Ausgehend von dieser Konzeption und der zeitlichen Abfolge der Zulassungsentscheidungen der einzelnen Staustufen in der Kraftwerkskette (E …: 16.12.1959; O …: 4.8.1959; R …: 12.12.1962; F …: 25.2.1960) erschließt sich für den Senat nicht, weshalb die zeitlich erste Zulassung der Gewässerbenutzung an der zweiten Staustufe in O … unbeschränkt (d.h. ohne max. Absenkziel) erfolgen hätte sollen, während die danach erteilten Erlaubnisse ein Absenkziel festsetzen (F … ) oder eine spätere Festsetzung durch gesonderten Bescheid verlangen (E … ). Auch der Vorhalt der Antragstellerin, das Ausmaß der Gewässerbenutzung sei ohne Absenkziel ausreichend bestimmt, weil in O … die im Kraftwerk E … verarbeiteten Werkwassermengen ankämen, überzeugt nicht, da das Absenkziel an der Staustufe E … nicht festgelegt wurde (vgl. B.v. 1.2.2022 – Az. 8 CS 21.1056).

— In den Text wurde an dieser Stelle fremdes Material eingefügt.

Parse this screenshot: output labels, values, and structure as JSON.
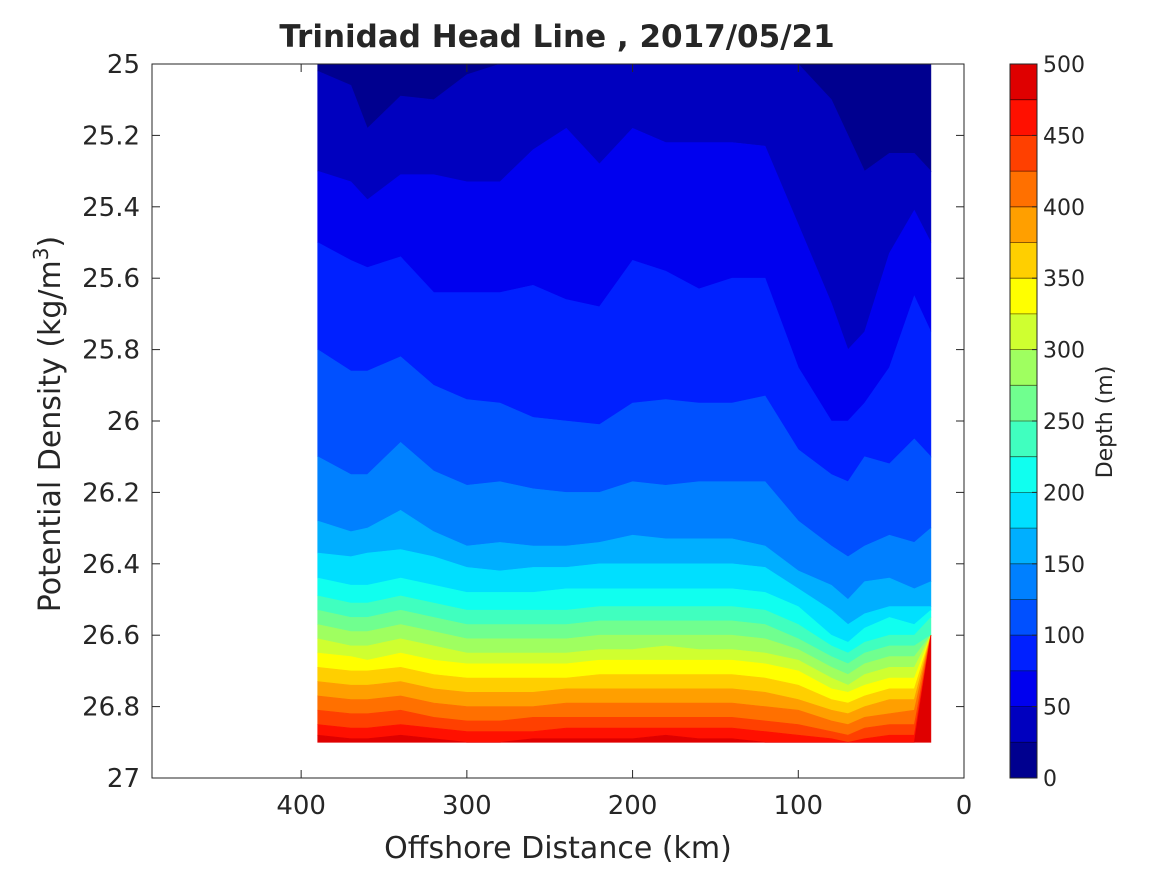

(c) Hinzu kommt, dass die Betroffenen vor der Festlegung des Absenkziels keine Möglichkeit hatten, begründete Einwendungen zu erheben (vgl. Niederschrift vom 21.8.1968 über die Verhandlungstagfahrt am 9.7.1968 S. 5, VG-Akte Az. Au 9 K 20.2777, Anlagenkonvolut Landratsamt, Anlage 12). Befürchtete nachteilige Wirkungen der Absenkung auf die Fischerei wurden erst danach – im Rahmen der nachgelagerten Verfahren zur wasserrechtlichen Gestattung des Schwellbetriebs – eingehend und langwierig (bis zur Erteilung der Bewilligung vom 27.9.1976) erörtert und geprüft.
(d) Lassen sich Inhalt und Umfang eines alten Benutzungsrechts trotz Untersuchung (Art. 24 BayVwVfG) nicht aufklären, so trägt derjenige die Beweislast, der sich auf den Fortbestand des Altrechts beruft (vgl. VGH BW, U.v. 1.7.1994 – 8 S 2813/93 – NVwZ-RR 1995, 193 = juris Rn. 27; Drost, Das neue Wasserrecht in Bayern, § 20 WHG Rn. 33; Zöllner in Sieder/Zeitler/Dahme/Knopp, WHG AbwAG, § 20 WHG Rn. 66).
b) Selbst wenn man annimmt, dass der Schwellbetrieb an der Stau- und Kraftwerksanlage O … im Hinblick auf die nach Art. 42, 43 BayWG 1907 erteilte Erlaubnis von der wasserrechtlichen Gestattungspflicht freigestellt war (vgl. § 20 Abs. 1 Satz 1 Nr. 1, 4 WHG, Art. 75 BayWG), wurde dieses Altrecht inzwischen verwirkt.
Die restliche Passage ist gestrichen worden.